Assim surgiu a demanda por uma nova regra fiscal, que ficou conhecida como arcabouço fiscal.
Arcabouço Fiscal
O arcabouço fiscal estabelece o limite no crescimento dos gastos pelo crescimento da receita nos últimos 12 meses a contar de junho. Ou seja, se o governo arrecadar mais, terá mais espaço para gastar.
Para balizar esse equilíbrio entre despesas e receitas, a nova regra acompanhará as metas de resultado primário definidas pela LDO (Lei de Diretriz Orçamentária), adicionando um regime de bandas de 0,25% para conferir maior flexibilidade de gasto governamental.
Conforme a LDO, as metas de resultado primário para os anos 2024, 2025 e 2026 serão, respectivamente, 0,0%, 0,5% e 1,0% do PIB. Ou seja, com a meta para 2024 em 0% do PIB, a variação permitida pelo arcabouço fiscal será -0,25% e +0,25% do PIB; já para 2025, a meta é 0,5%, com bandas de 0,25% e 0,75%, e assim sucessivamente.
Saber o funcionamento dessas bandas é essencial para a compreensão do próximo passo: quanto o governo poderá gastar nos próximos anos. Se o resultado primário do governo estiver dentro das bandas estabelecidas, significa que ele cumpriu a meta.
Nesse caso, o governo poderá gastar até 70% do que arrecadou nos últimos 12 meses até julho. Ou seja, se a arrecadação subir 2%, as despesas poderão aumentar até 1,4%.
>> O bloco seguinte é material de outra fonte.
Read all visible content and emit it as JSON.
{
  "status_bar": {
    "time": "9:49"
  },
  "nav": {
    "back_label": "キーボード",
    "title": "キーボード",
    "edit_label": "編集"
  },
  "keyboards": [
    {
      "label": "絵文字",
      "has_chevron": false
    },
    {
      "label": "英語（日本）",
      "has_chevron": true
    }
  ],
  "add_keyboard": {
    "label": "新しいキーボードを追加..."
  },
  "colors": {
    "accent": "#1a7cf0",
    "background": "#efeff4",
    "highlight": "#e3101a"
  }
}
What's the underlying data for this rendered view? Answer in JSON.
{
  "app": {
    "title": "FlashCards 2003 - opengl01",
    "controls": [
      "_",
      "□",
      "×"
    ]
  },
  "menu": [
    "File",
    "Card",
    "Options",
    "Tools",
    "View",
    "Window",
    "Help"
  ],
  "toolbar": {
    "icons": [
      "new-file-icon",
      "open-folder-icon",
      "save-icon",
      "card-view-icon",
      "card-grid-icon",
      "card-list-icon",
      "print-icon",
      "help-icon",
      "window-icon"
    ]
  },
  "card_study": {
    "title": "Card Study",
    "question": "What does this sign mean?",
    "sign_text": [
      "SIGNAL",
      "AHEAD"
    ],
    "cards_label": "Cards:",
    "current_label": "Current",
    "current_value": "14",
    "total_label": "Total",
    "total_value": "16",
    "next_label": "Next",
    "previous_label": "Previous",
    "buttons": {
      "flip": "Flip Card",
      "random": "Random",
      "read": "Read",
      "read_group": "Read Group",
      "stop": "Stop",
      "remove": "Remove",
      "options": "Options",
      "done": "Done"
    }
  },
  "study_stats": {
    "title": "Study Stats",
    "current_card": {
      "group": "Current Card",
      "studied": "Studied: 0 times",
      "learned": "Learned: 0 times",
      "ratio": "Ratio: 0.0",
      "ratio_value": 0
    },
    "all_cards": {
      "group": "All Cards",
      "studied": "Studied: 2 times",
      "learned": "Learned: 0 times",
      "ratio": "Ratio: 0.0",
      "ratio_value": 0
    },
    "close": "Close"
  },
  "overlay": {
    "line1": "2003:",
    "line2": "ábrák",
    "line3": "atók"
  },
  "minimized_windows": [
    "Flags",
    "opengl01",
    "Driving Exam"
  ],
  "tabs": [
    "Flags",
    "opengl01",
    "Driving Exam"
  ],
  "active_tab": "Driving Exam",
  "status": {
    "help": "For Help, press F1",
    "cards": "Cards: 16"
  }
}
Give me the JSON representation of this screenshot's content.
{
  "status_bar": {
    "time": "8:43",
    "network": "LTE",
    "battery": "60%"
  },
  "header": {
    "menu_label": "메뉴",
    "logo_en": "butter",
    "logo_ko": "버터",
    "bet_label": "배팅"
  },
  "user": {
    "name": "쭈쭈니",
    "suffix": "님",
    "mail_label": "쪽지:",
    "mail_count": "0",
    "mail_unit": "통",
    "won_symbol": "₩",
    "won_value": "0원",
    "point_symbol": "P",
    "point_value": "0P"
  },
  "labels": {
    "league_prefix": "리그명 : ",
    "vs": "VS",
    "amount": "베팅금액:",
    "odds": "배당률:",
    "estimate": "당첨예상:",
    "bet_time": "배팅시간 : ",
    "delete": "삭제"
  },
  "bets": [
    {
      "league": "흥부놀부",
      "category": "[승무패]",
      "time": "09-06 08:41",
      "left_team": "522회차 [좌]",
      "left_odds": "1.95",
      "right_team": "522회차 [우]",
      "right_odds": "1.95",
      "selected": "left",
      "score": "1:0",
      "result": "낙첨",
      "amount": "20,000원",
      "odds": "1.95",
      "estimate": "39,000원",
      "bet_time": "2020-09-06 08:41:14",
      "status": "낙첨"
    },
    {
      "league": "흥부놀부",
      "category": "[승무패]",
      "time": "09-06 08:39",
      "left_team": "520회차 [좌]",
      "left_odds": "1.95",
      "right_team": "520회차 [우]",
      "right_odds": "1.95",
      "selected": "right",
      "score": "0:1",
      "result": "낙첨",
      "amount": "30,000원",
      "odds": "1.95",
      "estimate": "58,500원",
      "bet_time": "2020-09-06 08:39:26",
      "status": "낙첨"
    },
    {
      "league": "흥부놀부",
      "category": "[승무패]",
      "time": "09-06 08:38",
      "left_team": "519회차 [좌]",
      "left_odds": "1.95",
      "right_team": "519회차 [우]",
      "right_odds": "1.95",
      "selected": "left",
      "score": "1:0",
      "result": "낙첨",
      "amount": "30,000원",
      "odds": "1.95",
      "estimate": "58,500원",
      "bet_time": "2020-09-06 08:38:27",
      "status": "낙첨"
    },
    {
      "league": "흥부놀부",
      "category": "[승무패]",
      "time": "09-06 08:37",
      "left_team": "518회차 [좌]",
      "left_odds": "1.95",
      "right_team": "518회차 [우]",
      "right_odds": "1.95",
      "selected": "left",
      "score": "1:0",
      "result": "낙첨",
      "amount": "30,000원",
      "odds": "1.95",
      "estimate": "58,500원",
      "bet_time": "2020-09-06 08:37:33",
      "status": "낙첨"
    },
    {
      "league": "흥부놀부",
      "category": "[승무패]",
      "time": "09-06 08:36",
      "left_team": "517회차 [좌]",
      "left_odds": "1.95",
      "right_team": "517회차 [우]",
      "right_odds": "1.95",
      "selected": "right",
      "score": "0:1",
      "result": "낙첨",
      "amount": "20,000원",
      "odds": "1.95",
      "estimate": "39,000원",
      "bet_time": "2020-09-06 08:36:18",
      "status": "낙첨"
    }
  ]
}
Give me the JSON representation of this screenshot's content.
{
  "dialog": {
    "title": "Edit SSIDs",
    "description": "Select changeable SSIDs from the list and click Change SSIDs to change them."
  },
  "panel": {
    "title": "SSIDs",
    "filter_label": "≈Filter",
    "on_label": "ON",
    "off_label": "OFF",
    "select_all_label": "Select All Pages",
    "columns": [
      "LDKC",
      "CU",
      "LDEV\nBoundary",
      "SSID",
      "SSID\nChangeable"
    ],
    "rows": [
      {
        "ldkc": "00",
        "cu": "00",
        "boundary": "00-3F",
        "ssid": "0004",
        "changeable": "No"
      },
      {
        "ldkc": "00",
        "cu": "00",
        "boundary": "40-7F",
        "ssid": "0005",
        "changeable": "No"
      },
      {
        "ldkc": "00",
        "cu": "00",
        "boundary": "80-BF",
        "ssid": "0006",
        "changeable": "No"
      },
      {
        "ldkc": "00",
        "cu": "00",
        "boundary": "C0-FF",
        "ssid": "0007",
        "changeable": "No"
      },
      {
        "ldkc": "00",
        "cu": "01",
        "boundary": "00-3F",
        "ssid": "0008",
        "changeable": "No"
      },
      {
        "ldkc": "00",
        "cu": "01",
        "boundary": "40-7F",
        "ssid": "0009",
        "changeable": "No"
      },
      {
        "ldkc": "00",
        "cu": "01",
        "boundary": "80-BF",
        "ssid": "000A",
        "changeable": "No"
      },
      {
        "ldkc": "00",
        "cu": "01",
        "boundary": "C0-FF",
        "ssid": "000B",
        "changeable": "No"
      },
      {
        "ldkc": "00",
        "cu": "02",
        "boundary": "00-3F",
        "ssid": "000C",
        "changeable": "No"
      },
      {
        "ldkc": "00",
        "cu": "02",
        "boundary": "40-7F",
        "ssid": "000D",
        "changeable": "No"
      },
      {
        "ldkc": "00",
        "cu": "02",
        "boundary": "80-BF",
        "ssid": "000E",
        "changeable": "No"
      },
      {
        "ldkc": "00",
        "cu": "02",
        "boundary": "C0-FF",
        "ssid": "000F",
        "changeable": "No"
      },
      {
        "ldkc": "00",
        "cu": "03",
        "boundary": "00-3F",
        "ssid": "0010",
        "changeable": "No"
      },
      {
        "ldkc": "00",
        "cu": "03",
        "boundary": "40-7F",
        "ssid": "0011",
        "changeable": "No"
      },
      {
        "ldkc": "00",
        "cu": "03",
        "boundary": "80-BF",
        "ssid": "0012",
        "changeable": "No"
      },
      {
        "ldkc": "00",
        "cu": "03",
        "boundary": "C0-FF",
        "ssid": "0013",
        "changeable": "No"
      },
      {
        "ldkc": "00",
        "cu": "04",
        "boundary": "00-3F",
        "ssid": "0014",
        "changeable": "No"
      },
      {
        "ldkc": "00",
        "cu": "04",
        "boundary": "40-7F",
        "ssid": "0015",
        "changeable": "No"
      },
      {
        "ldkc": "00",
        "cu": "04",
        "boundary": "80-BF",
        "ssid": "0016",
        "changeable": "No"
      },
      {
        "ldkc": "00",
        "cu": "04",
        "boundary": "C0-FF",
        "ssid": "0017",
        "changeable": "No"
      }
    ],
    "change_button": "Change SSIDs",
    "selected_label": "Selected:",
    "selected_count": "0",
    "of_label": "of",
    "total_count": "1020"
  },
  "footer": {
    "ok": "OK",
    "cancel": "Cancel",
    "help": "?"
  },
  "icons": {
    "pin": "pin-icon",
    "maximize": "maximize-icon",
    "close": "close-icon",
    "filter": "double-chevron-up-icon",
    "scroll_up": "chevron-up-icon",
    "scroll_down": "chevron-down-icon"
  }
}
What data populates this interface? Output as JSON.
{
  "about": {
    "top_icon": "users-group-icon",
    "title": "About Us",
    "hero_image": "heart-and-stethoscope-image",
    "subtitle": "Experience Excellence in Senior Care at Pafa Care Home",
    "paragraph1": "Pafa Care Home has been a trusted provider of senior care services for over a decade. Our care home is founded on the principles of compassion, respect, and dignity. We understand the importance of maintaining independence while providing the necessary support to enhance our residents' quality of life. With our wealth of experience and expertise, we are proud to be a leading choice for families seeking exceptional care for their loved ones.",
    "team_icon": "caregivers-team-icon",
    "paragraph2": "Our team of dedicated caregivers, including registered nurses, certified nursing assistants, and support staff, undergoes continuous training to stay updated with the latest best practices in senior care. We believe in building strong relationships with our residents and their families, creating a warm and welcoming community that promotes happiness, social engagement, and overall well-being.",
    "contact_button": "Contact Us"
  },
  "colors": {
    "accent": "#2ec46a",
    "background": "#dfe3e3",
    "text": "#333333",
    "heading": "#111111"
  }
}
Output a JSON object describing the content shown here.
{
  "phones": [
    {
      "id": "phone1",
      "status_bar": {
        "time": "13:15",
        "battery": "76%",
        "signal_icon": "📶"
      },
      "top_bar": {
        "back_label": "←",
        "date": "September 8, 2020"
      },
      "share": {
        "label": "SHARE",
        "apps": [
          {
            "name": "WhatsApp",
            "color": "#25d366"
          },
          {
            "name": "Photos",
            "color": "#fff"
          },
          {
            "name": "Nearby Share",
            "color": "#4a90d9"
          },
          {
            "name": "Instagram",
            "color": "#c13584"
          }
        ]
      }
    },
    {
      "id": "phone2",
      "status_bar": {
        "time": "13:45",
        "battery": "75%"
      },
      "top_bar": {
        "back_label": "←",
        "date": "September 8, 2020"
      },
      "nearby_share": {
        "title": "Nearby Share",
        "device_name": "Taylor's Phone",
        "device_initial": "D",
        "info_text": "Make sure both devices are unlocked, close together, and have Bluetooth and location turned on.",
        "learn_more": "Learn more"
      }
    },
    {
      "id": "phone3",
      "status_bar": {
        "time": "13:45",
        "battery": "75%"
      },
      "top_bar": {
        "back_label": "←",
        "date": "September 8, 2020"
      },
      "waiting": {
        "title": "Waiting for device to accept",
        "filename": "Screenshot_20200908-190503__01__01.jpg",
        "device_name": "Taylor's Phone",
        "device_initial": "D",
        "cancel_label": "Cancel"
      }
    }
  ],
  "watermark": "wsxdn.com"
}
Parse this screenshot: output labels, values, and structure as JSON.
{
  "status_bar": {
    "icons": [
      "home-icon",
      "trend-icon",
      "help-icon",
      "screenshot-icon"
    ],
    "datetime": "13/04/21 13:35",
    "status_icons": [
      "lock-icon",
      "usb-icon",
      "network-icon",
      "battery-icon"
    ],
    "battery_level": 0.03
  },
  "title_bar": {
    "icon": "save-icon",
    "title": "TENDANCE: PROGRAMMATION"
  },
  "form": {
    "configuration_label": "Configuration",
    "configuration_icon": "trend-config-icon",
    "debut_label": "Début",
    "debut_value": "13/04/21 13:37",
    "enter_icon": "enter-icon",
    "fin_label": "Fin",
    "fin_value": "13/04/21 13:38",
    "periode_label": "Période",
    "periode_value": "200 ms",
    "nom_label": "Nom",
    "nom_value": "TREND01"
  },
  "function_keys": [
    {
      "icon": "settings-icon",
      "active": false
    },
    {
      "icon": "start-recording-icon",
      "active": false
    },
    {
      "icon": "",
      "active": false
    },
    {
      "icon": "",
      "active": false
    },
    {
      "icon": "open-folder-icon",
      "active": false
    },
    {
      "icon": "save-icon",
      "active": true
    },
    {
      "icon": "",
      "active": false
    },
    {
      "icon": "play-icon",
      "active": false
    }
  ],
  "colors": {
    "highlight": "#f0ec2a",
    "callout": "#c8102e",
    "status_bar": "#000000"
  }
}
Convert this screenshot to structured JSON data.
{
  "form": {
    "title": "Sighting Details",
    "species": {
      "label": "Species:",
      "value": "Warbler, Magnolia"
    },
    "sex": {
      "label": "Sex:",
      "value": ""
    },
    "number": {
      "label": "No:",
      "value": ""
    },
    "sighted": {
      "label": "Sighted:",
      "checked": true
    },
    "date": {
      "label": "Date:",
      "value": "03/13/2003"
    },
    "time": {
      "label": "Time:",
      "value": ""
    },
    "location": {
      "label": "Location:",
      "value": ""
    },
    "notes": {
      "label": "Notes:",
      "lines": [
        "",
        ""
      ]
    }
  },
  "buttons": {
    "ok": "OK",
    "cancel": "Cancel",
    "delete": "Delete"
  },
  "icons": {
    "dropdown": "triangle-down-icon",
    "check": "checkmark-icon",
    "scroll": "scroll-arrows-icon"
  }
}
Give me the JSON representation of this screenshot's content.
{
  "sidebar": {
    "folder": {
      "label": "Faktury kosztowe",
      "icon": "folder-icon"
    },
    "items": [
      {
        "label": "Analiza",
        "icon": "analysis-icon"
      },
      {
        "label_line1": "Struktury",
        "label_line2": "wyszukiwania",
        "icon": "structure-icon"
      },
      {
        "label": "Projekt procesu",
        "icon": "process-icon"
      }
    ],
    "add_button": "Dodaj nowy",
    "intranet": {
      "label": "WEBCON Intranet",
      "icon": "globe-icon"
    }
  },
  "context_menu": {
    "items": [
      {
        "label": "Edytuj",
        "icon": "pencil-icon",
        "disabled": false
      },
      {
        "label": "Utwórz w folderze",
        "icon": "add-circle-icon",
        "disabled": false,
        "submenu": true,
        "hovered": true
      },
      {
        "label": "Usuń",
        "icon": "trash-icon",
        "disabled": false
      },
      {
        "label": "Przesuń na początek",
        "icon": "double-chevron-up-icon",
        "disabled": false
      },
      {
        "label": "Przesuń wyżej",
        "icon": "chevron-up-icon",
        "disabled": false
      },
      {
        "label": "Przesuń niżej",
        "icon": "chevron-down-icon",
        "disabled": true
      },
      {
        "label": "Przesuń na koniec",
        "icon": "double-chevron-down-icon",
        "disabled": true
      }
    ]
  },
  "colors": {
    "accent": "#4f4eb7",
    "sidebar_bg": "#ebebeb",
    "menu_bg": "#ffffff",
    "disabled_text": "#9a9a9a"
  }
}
Mas caso o resultado primário fique abaixo da banda inferior, o limite de gastos será de 50%. Dito de outro modo, caso a arrecadação suba 2%, as despesas poderão crescer em até 1%.
A proposta ainda sugere um piso e um teto de gastos para que o governo possa atuar de forma mais ativa na economia, sobretudo para lidar com os ciclos econômicos. Nesse sentido, foi proposta uma segunda regra que permite o crescimento anual das despesas do governo em termos reais.
Essa segunda regra foi chamada pelo governo de “mecanismo anticíclico”. A ideia é que mesmo em cenários recessivos e que apresentem queda na receita, o governo possa ampliar suas despesas em, no mínimo, 0,6%. Já em cenários prósperos, o governo poderá gastar mais, chegando até 2,5%.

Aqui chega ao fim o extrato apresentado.